Hank Willis Thomas, The Cotton Bowl, 2011

What is the value of a black life? Hank Willis Thomas offers an answer in the bold contrasts and sharp lines of The Cotton Bowl. He places a sharecropper and a football player in the spaces in which they generate their “value” to American society. For the sharecropper, his worth is derived from every cotton plant he picks; for the football player, from every clearly marked yard line he gains. The limbs of both figures are defined by sharp, 90-degree angles. This unnatural human geometry raises a critical question: are these men or are they machines?

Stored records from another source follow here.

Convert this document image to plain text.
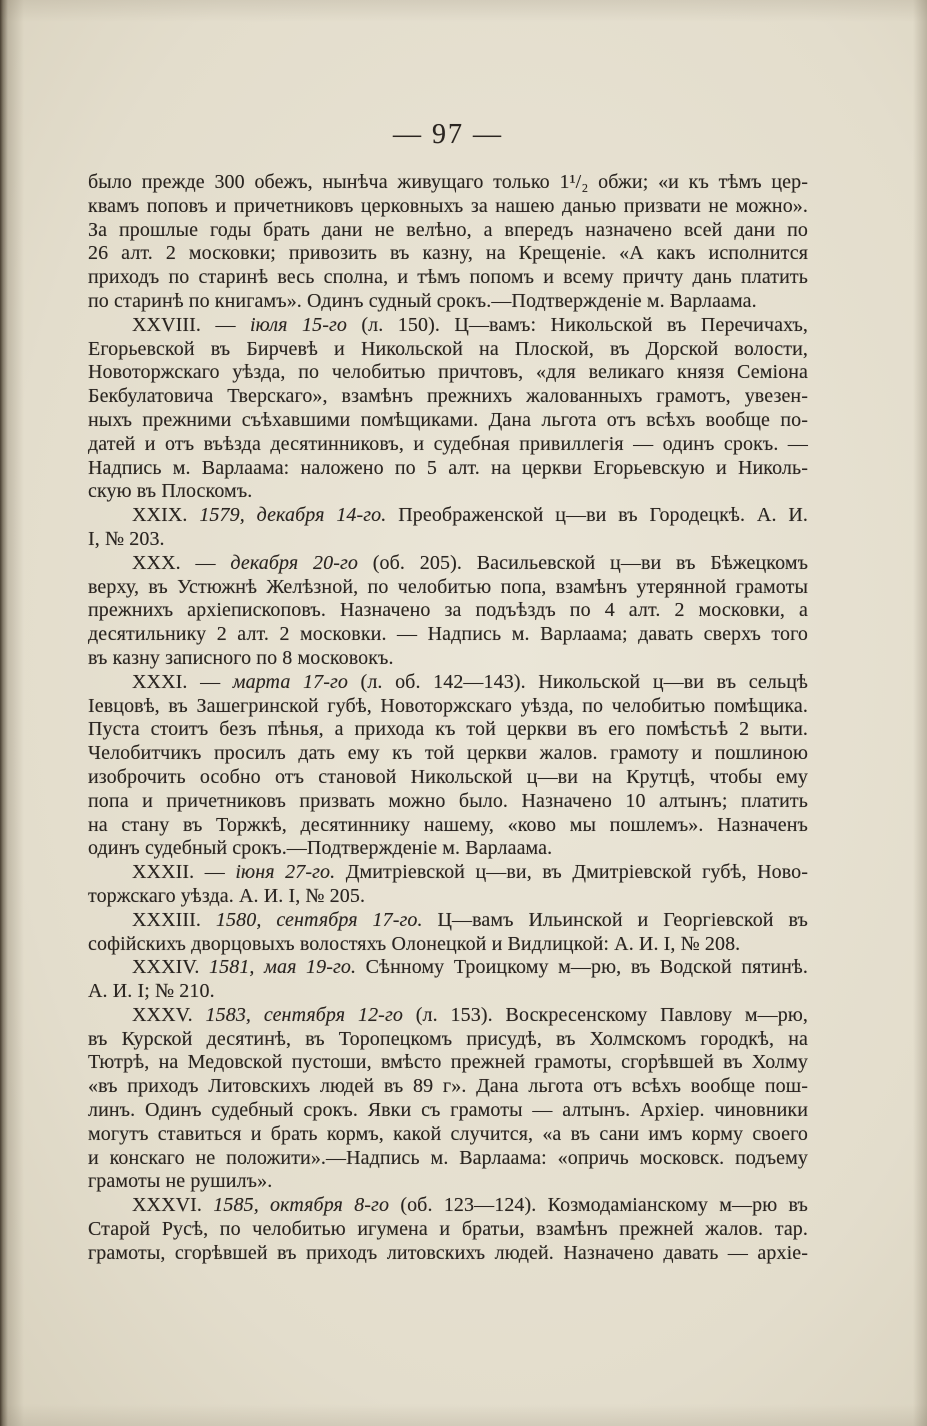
— 97 —
было прежде 300 обежъ, нынѣча живущаго только 1¹/₂ обжи; «и къ тѣмъ цер-
квамъ поповъ и причетниковъ церковныхъ за нашею данью призвати не можно».
За прошлые годы брать дани не велѣно, а впередъ назначено всей дани по
26 алт. 2 московки; привозить въ казну, на Крещеніе. «А какъ исполнится
приходъ по старинѣ весь сполна, и тѣмъ попомъ и всему причту дань платить
по старинѣ по книгамъ». Одинъ судный срокъ.—Подтвержденіе м. Варлаама.
XXVIII. — іюля 15-го (л. 150). Ц—вамъ: Никольской въ Перечичахъ,
Егорьевской въ Бирчевѣ и Никольской на Плоской, въ Дорской волости,
Новоторжскаго уѣзда, по челобитью причтовъ, «для великаго князя Семіона
Бекбулатовича Тверскаго», взамѣнъ прежнихъ жалованныхъ грамотъ, увезен-
ныхъ прежними съѣхавшими помѣщиками. Дана льгота отъ всѣхъ вообще по-
датей и отъ въѣзда десятинниковъ, и судебная привиллегія — одинъ срокъ. —
Надпись м. Варлаама: наложено по 5 алт. на церкви Егорьевскую и Николь-
скую въ Плоскомъ.
XXIX. 1579, декабря 14-го. Преображенской ц—ви въ Городецкѣ. А. И.
I, № 203.
XXX. — декабря 20-го (об. 205). Васильевской ц—ви въ Бѣжецкомъ
верху, въ Устюжнѣ Желѣзной, по челобитью попа, взамѣнъ утерянной грамоты
прежнихъ архіепископовъ. Назначено за подъѣздъ по 4 алт. 2 московки, а
десятильнику 2 алт. 2 московки. — Надпись м. Варлаама; давать сверхъ того
въ казну записного по 8 московокъ.
XXXI. — марта 17-го (л. об. 142—143). Никольской ц—ви въ сельцѣ
Іевцовѣ, въ Зашегринской губѣ, Новоторжскаго уѣзда, по челобитью помѣщика.
Пуста стоитъ безъ пѣнья, а прихода къ той церкви въ его помѣстьѣ 2 выти.
Челобитчикъ просилъ дать ему къ той церкви жалов. грамоту и пошлиною
изоброчить особно отъ становой Никольской ц—ви на Крутцѣ, чтобы ему
попа и причетниковъ призвать можно было. Назначено 10 алтынъ; платить
на стану въ Торжкѣ, десятиннику нашему, «ково мы пошлемъ». Назначенъ
одинъ судебный срокъ.—Подтвержденіе м. Варлаама.
XXXII. — іюня 27-го. Дмитріевской ц—ви, въ Дмитріевской губѣ, Ново-
торжскаго уѣзда. А. И. I, № 205.
XXXIII. 1580, сентября 17-го. Ц—вамъ Ильинской и Георгіевской въ
софійскихъ дворцовыхъ волостяхъ Олонецкой и Видлицкой: А. И. I, № 208.
XXXIV. 1581, мая 19-го. Сѣнному Троицкому м—рю, въ Водской пятинѣ.
А. И. I; № 210.
XXXV. 1583, сентября 12-го (л. 153). Воскресенскому Павлову м—рю,
въ Курской десятинѣ, въ Торопецкомъ присудѣ, въ Холмскомъ городкѣ, на
Тютрѣ, на Медовской пустоши, вмѣсто прежней грамоты, сгорѣвшей въ Холму
«въ приходъ Литовскихъ людей въ 89 г». Дана льгота отъ всѣхъ вообще пош-
линъ. Одинъ судебный срокъ. Явки съ грамоты — алтынъ. Архіер. чиновники
могутъ ставиться и брать кормъ, какой случится, «а въ сани имъ корму своего
и конскаго не положити».—Надпись м. Варлаама: «опричь московск. подъему
грамоты не рушилъ».
XXXVI. 1585, октября 8-го (об. 123—124). Козмодаміанскому м—рю въ
Старой Русѣ, по челобитью игумена и братьи, взамѣнъ прежней жалов. тар.
грамоты, сгорѣвшей въ приходъ литовскихъ людей. Назначено давать — архіе-
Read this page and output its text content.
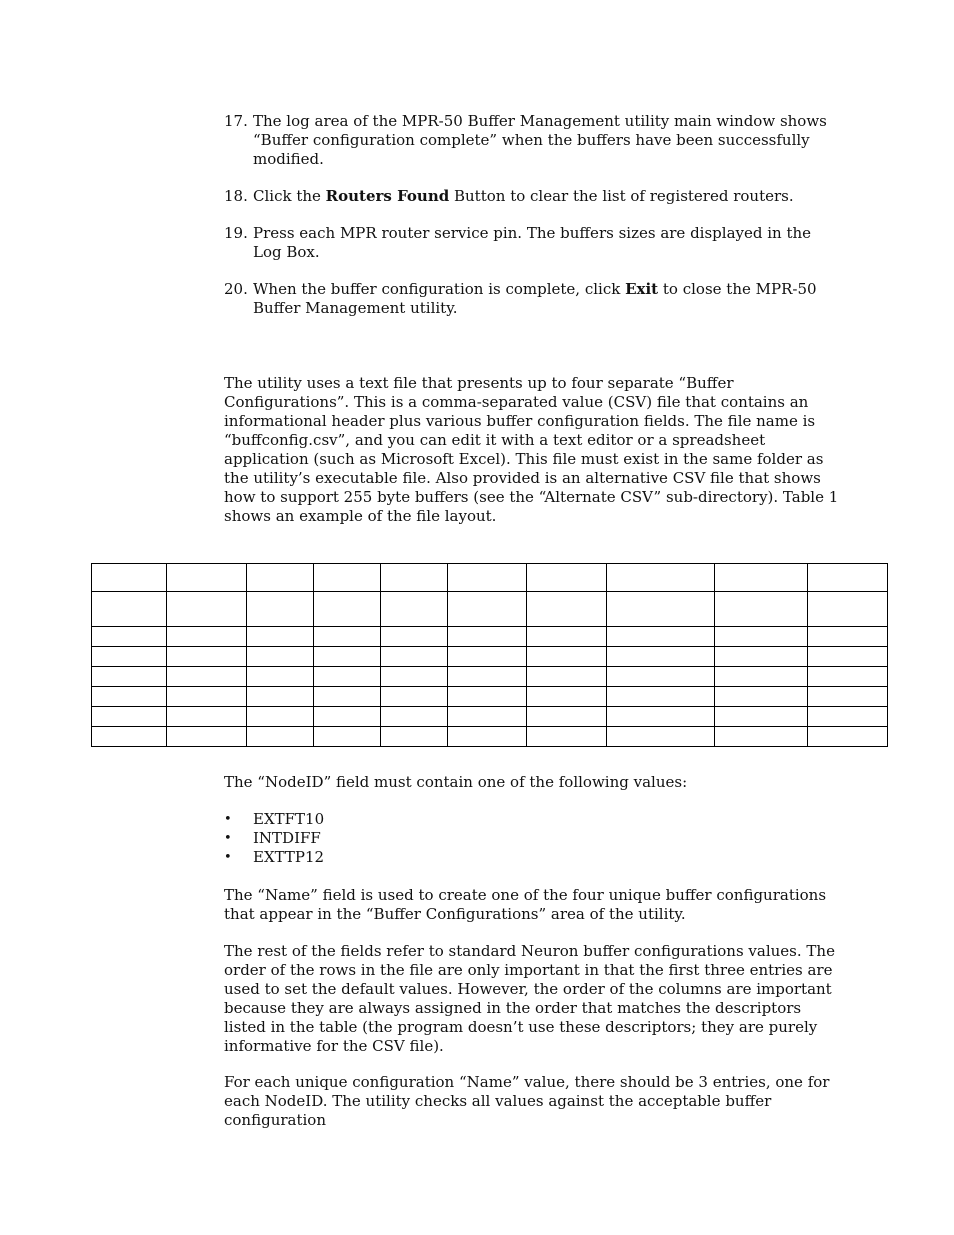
17. The log area of the MPR-50 Buffer Management utility main window shows “Buffer configuration complete” when the buffers have been successfully modified.
18. Click the Routers Found Button to clear the list of registered routers.
19. Press each MPR router service pin. The buffers sizes are displayed in the Log Box.
20. When the buffer configuration is complete, click Exit to close the MPR-50 Buffer Management utility.

The utility uses a text file that presents up to four separate “Buffer Configurations”. This is a comma-separated value (CSV) file that contains an informational header plus various buffer configuration fields. The file name is “buffconfig.csv”, and you can edit it with a text editor or a spreadsheet application (such as Microsoft Excel). This file must exist in the same folder as the utility’s executable file. Also provided is an alternative CSV file that shows how to support 255 byte buffers (see the “Alternate CSV” sub-directory). Table 1 shows an example of the file layout.

The “NodeID” field must contain one of the following values:

•	EXTFT10
•	INTDIFF
•	EXTTP12

The “Name” field is used to create one of the four unique buffer configurations that appear in the “Buffer Configurations” area of the utility.

The rest of the fields refer to standard Neuron buffer configurations values. The order of the rows in the file are only important in that the first three entries are used to set the default values. However, the order of the columns are important because they are always assigned in the order that matches the descriptors listed in the table (the program doesn’t use these descriptors; they are purely informative for the CSV file).

For each unique configuration “Name” value, there should be 3 entries, one for each NodeID. The utility checks all values against the acceptable buffer configuration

The prominent presentation of cotton plants and the figure of the cotton picker allude to a painful chapter in African American history. By the beginning of the Civil War (1861-65), cotton had become synonymous with the institution of slavery. In its aftermath, the exploitation of African Americans took on a new form in the institution of sharecropping. Thomas deliberately placed a sharecropper – as opposed to an enslaved person – in this image. Chattel slavery may have disappeared. But for black tenant farmers, oppression found its new expression in the harsh economic conditions under which they labored and the racist Jim Crow laws under which they lived.

Thomas pulls this brutal history into the present. The stances of the two figures mirror each other. The football player is the sharecropper’s modern-day incarnation. The work’s title also suggests this symmetry. College football bowl games, like the Allstate Rose Bowl and Hyundai Sun Bowl, generate massive amounts of wealth for the National Collegiate Athletic Association (NCAA), while its mostly black football players toil without pay.